El trabajo del futuro y el sándwich de miga de pan. Por Hugo Barretto,
publicado en La Diaria, 11.04.2022
“¿Qué tiene que ver el trabajo 4.0 con la precariedad laboral y la falta de
reconocimiento? ¿Son modelos paralelos y desvinculados o se
retroalimentan? El problema del futuro del trabajo es de todo los
trabajos, no solo el tecnológico.”
“La curiosidad une partes desvinculadas del mundo y justifica al ser humano”, dice Ida Vitale
en las primeras líneas de De plantas y animales: acercamientos literarios.

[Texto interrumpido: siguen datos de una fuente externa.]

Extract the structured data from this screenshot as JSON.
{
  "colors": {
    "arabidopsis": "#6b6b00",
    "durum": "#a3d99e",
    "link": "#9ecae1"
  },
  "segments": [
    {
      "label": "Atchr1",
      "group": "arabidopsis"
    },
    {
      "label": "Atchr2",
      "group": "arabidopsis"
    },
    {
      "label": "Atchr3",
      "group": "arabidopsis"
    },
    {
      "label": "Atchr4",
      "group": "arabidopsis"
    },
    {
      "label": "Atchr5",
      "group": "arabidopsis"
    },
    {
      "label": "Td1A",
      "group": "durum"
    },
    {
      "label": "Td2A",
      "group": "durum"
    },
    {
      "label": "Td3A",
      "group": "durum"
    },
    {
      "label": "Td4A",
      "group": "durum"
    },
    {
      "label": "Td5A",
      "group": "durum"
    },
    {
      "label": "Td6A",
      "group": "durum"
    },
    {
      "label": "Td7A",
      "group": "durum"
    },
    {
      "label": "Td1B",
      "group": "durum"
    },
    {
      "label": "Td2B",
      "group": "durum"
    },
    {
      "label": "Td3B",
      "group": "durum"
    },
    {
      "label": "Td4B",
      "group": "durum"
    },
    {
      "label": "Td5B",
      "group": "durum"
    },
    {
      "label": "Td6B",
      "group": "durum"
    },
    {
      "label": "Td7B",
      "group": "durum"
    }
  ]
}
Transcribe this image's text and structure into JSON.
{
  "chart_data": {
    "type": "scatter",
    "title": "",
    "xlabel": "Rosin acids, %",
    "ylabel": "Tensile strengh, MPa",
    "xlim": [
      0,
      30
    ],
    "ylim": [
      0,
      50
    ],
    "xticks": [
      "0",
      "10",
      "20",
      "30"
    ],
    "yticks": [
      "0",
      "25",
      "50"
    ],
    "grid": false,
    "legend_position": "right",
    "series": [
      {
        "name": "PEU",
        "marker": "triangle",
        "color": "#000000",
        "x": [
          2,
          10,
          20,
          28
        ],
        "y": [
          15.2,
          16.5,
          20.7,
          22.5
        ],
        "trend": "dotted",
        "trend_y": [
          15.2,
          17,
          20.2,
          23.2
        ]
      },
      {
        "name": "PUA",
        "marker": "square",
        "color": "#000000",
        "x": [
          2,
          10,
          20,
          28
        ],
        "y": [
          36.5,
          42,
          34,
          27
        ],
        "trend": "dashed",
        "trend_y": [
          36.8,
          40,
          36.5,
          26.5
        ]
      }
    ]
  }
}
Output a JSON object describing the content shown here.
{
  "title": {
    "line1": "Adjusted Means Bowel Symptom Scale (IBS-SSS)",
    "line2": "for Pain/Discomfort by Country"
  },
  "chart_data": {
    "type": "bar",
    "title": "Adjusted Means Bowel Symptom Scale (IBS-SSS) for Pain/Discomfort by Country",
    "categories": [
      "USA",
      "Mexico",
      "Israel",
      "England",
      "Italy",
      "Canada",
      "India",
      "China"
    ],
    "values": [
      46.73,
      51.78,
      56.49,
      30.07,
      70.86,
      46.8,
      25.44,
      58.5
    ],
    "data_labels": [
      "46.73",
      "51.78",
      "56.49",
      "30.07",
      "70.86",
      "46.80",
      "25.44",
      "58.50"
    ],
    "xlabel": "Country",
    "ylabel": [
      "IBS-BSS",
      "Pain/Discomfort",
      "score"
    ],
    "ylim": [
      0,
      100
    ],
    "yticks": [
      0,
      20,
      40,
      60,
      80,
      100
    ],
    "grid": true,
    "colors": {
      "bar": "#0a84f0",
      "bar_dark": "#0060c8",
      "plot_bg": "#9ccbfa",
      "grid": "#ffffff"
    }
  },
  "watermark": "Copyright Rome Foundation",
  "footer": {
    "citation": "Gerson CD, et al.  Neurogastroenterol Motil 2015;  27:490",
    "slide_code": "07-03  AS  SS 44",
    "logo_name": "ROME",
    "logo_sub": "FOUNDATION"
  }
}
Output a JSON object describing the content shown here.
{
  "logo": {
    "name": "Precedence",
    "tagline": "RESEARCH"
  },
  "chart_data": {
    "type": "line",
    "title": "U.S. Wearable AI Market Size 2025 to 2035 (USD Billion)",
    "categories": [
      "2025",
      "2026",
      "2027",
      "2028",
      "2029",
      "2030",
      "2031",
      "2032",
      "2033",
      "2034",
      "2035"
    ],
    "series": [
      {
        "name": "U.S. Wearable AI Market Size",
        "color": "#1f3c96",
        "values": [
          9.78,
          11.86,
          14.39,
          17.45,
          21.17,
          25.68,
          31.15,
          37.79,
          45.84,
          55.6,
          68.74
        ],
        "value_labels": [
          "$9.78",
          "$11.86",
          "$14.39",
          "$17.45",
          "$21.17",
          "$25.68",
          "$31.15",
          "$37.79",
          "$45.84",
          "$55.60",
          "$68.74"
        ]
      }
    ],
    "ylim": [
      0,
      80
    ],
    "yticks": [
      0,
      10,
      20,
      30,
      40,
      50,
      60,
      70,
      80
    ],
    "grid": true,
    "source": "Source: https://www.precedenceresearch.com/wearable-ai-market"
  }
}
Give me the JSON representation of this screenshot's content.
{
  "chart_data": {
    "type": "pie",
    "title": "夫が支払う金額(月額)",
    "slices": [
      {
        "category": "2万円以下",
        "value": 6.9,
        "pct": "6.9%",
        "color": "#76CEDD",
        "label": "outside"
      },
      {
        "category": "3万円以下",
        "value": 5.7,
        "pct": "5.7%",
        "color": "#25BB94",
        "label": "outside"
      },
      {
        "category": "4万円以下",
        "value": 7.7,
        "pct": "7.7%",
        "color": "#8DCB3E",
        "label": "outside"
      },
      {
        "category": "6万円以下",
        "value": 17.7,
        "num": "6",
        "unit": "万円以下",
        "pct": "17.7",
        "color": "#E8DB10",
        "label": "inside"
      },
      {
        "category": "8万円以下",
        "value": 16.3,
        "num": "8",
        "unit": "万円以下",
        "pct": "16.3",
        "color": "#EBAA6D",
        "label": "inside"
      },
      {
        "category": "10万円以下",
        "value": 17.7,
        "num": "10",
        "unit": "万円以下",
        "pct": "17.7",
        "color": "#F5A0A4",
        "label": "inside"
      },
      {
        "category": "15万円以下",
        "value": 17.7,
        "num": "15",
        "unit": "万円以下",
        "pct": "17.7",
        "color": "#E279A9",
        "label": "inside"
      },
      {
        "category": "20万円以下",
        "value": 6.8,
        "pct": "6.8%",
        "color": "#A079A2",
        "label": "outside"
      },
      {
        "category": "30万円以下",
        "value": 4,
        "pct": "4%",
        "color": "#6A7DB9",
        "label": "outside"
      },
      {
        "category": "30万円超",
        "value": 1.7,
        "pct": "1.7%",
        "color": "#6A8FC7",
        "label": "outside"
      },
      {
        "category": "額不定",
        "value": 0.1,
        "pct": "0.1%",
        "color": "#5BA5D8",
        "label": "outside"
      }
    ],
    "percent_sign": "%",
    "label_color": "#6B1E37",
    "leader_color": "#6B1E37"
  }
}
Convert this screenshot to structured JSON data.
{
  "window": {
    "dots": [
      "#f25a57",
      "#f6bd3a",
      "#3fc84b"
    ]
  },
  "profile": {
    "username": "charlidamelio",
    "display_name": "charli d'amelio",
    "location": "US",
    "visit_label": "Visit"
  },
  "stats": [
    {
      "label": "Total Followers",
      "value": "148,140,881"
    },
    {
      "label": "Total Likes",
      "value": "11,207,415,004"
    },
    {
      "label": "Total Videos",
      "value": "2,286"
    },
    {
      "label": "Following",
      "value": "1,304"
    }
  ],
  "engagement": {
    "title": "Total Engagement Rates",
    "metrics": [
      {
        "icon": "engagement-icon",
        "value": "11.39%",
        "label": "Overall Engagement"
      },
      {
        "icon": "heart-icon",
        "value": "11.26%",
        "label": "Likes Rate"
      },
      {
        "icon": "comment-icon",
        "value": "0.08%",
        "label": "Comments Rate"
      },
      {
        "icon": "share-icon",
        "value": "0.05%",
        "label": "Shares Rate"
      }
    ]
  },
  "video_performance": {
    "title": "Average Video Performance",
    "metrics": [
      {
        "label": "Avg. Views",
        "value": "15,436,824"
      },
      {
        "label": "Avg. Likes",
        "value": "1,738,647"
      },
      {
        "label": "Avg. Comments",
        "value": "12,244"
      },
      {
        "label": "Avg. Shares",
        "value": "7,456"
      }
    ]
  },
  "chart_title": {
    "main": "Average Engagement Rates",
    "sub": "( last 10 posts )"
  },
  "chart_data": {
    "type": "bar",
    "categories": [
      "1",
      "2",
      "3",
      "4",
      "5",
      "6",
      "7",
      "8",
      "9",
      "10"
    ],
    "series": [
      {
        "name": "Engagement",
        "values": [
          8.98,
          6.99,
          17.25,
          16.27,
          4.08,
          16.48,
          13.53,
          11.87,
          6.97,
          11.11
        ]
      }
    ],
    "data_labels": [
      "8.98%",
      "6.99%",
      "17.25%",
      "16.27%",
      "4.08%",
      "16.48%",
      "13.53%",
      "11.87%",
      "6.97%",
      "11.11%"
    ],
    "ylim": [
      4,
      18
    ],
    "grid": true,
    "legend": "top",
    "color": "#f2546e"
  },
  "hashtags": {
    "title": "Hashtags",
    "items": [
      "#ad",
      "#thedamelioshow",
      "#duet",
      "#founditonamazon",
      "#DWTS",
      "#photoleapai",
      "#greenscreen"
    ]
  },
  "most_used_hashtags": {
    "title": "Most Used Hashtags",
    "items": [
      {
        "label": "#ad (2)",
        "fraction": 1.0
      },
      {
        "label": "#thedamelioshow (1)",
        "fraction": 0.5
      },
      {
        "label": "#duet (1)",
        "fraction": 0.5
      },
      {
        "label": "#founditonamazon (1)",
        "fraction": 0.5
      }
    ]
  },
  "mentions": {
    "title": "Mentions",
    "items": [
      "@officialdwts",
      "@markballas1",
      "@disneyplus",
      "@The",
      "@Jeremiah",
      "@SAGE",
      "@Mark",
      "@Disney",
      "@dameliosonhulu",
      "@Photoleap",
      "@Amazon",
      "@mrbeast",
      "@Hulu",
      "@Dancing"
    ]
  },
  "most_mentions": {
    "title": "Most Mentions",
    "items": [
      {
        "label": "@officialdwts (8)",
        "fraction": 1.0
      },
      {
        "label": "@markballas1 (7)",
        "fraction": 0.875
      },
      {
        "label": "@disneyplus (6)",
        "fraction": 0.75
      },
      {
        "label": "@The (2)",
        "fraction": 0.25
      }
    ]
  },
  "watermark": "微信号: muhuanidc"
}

El efecto hipnótico
de la poética –propio de toda buena literatura– no debería, sin embargo, inhabilitar una
mirada detenida de las cosas, ejercicio que en ocasiones permite descifrar que ciertos
fenómenos, que parecen pertenecer a territorios distintos de lo real, son parte de un mismo
proceso.
Justamente, en los últimos días fueron noticia en nuestro país dos hechos que un juicio
apresurado puede ubicar en zonas diametralmente opuestas de la realidad del mundo del
trabajo.
Por una parte, se produjo en el Parlamento el lanzamiento del segundo año de trabajo de la
Comisión Especial de Futuros, integrada por senadores y diputados de los distintos partidos
políticos con representación parlamentaria, cuya agenda estará centrada en 2022 en la
temática “El futuro del trabajo y el trabajo del futuro”.
De acuerdo a lo informado por los medios, uno de los asesores de la comisión expresó que
“estamos viviendo la revolución industrial 4.0, que trae consigo un impacto sobre la vida”, ya
que “la transformación tecnológica va más rápido de lo que nos podemos adaptar”.